Tuesday, August 11, 2015

Elizabeth Hawksley: Writing Tips #8

Today, Elizabeth Hawksley is giving us some of her favourite writing tips in the eighth part of our series.

Tip for Getting a Character Unstuck

I discovered this trick quite by chance. For some reason, I just couldn’t sort out an important scene between my hero and heroine. I knew sparks were supposed to fly but it wasn’t working; it was more damp squib than fireworks.

In desperation, I decided just as an exercise to write my heroine’s diary for the same scene. Perhaps a first person viewpoint would help to free the block. At first, a stream of waffle poured out. Doggedly, I went on writing. Then, suddenly, an unexpected nugget popped up. I continued writing.
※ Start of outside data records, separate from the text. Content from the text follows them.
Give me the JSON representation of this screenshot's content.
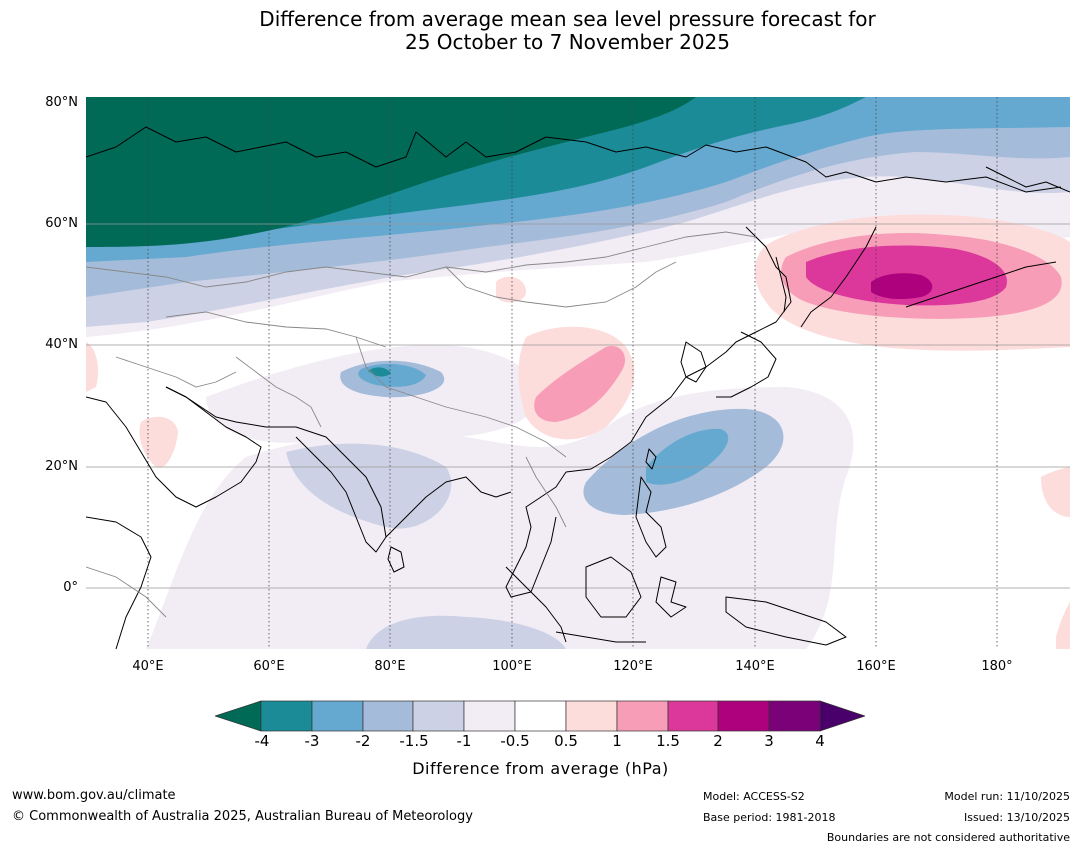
{
  "title": {
    "line1": "Difference from average mean sea level pressure forecast for",
    "line2": "25 October to 7 November 2025"
  },
  "map": {
    "lat_labels": [
      "80°N",
      "60°N",
      "40°N",
      "20°N",
      "0°"
    ],
    "lon_labels": [
      "40°E",
      "60°E",
      "80°E",
      "100°E",
      "120°E",
      "140°E",
      "160°E",
      "180°"
    ],
    "extent": {
      "lon_min": 30,
      "lon_max": 192,
      "lat_min": -10,
      "lat_max": 80
    },
    "colors": {
      "land_outline": "#000000",
      "border_outline": "#888888",
      "grid": "#999999"
    },
    "anomaly_regions": [
      {
        "name": "Arctic Russia low",
        "level": "-4",
        "center_lon": 55,
        "center_lat": 72
      },
      {
        "name": "Tibet low",
        "level": "-4",
        "center_lon": 76,
        "center_lat": 35
      },
      {
        "name": "Philippine Sea low",
        "level": "-2",
        "center_lon": 130,
        "center_lat": 22
      },
      {
        "name": "Northern China high",
        "level": "1",
        "center_lon": 114,
        "center_lat": 32
      },
      {
        "name": "North Pacific high",
        "level": "2",
        "center_lon": 165,
        "center_lat": 49
      }
    ]
  },
  "colorbar": {
    "ticks": [
      "-4",
      "-3",
      "-2",
      "-1.5",
      "-1",
      "-0.5",
      "0.5",
      "1",
      "1.5",
      "2",
      "3",
      "4"
    ],
    "colors": [
      "#006a57",
      "#1b8c97",
      "#66a9d0",
      "#a4bcd9",
      "#cdd1e5",
      "#f2edf5",
      "#ffffff",
      "#fddcdc",
      "#f79db8",
      "#dc379a",
      "#ad017d",
      "#7a0177",
      "#4a006a"
    ],
    "label": "Difference from average (hPa)"
  },
  "footer": {
    "website": "www.bom.gov.au/climate",
    "copyright": "© Commonwealth of Australia 2025, Australian Bureau of Meteorology",
    "model": "Model: ACCESS-S2",
    "base_period": "Base period: 1981-2018",
    "model_run": "Model run: 11/10/2025",
    "issued": "Issued: 13/10/2025",
    "disclaimer": "Boundaries are not considered authoritative"
  }
}
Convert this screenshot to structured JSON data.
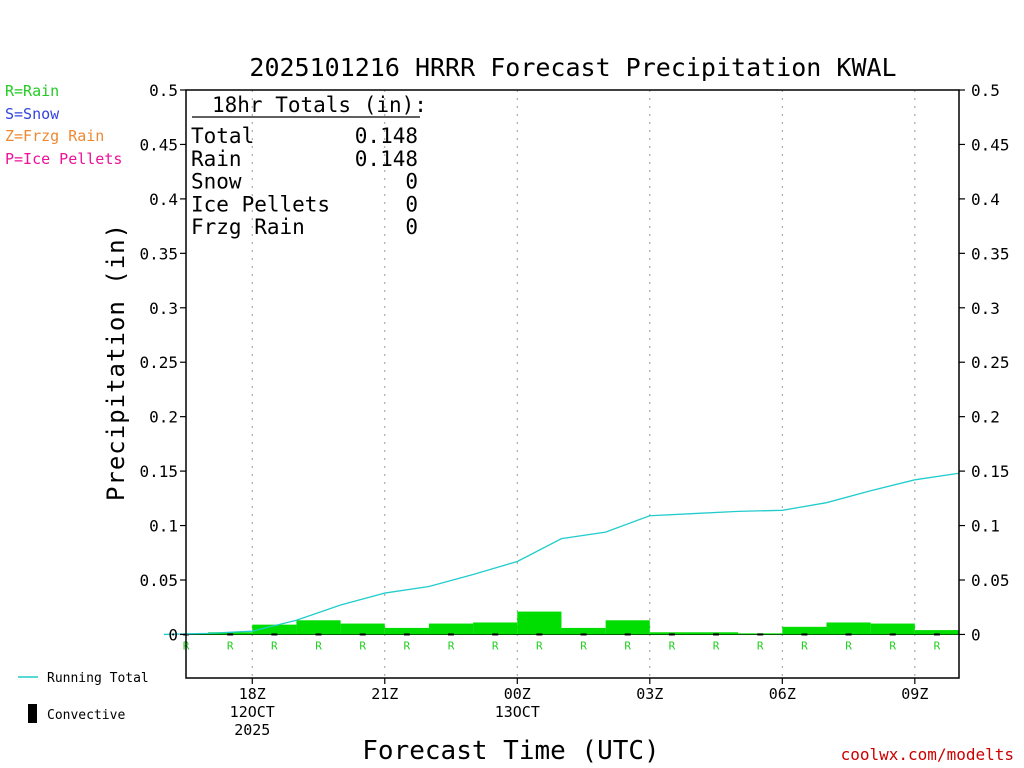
{
  "title": "2025101216 HRRR Forecast Precipitation KWAL",
  "xlabel": "Forecast Time (UTC)",
  "ylabel": "Precipitation (in)",
  "credit": "coolwx.com/modelts",
  "type_legend": [
    {
      "label": "R=Rain",
      "color": "#22cc22"
    },
    {
      "label": "S=Snow",
      "color": "#3344dd"
    },
    {
      "label": "Z=Frzg Rain",
      "color": "#ee8833"
    },
    {
      "label": "P=Ice Pellets",
      "color": "#ee1199"
    }
  ],
  "series_legend": {
    "running_total": "Running Total",
    "convective": "Convective"
  },
  "totals_box": {
    "header": "18hr Totals (in):",
    "rows": [
      {
        "label": "Total",
        "value": "0.148"
      },
      {
        "label": "Rain",
        "value": "0.148"
      },
      {
        "label": "Snow",
        "value": "0"
      },
      {
        "label": "Ice Pellets",
        "value": "0"
      },
      {
        "label": "Frzg Rain",
        "value": "0"
      }
    ]
  },
  "chart_data": {
    "type": "bar",
    "ylim": [
      -0.04,
      0.5
    ],
    "yticks": [
      0,
      0.05,
      0.1,
      0.15,
      0.2,
      0.25,
      0.3,
      0.35,
      0.4,
      0.45,
      0.5
    ],
    "ytick_labels": [
      "0",
      "0.05",
      "0.1",
      "0.15",
      "0.2",
      "0.25",
      "0.3",
      "0.35",
      "0.4",
      "0.45",
      "0.5"
    ],
    "xlim": [
      16.5,
      34
    ],
    "xticks": [
      {
        "x": 18,
        "lines": [
          "18Z",
          "12OCT",
          "2025"
        ]
      },
      {
        "x": 21,
        "lines": [
          "21Z"
        ]
      },
      {
        "x": 24,
        "lines": [
          "00Z",
          "13OCT"
        ]
      },
      {
        "x": 27,
        "lines": [
          "03Z"
        ]
      },
      {
        "x": 30,
        "lines": [
          "06Z"
        ]
      },
      {
        "x": 33,
        "lines": [
          "09Z"
        ]
      }
    ],
    "hours": [
      17,
      18,
      19,
      20,
      21,
      22,
      23,
      24,
      25,
      26,
      27,
      28,
      29,
      30,
      31,
      32,
      33,
      34
    ],
    "hourly_precip": [
      0.001,
      0.002,
      0.009,
      0.013,
      0.01,
      0.006,
      0.01,
      0.011,
      0.021,
      0.006,
      0.013,
      0.002,
      0.002,
      0.001,
      0.007,
      0.011,
      0.01,
      0.004
    ],
    "precip_type": [
      "R",
      "R",
      "R",
      "R",
      "R",
      "R",
      "R",
      "R",
      "R",
      "R",
      "R",
      "R",
      "R",
      "R",
      "R",
      "R",
      "R",
      "R"
    ],
    "running_total": [
      0.001,
      0.003,
      0.013,
      0.027,
      0.038,
      0.044,
      0.055,
      0.067,
      0.088,
      0.094,
      0.109,
      0.111,
      0.113,
      0.114,
      0.121,
      0.132,
      0.142,
      0.148
    ],
    "bar_color": "#00dd00",
    "running_total_color": "#22cccc",
    "convective_color": "#000000"
  }
}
After about forty minutes of continuous writing I realized, to my surprise, that I now knew several important things about my heroine that I hadn’t known before. I’d no idea where they’d come from but, once they’d appeared, not only did they make sense, new possibilities for the scene emerged. The block was unravelling. I stopped writing, took myself off for a ‘thinking’ walk and, by the time I got home, I’d sorted it.  

Note: it’s important to write in stream of consciousness mode without trying to shape it. Eventually, your heroine herself will give you the answer.

P.S. This also works for heroes.

Elizabeth Hawksley

Looking for more writing tips? Click on "writing tips" in the label below to find more in the series.


wannabe a writer said...

Hi Elizabeth - thanks for such a brilliant tip. Definitely one to put to good use.

Elizabeth Hawksley said...

Thanks, Wannabe Linda. I wish you the very best of luck with it.

Melinda Hammond/Sarah Mallory said...

Brilliant, Elizabeth! I use something similar if I am stuck - I will write it as if one of the characters is describing the whole scene to me and you are right, you learn things about that character you never knew before. Great stuff!

Elizabeth Hawksley said...

Thanks, Melinda/Sarah. I think that the tips one discovers for oneself - by serendipity, as it were, are often the most useful.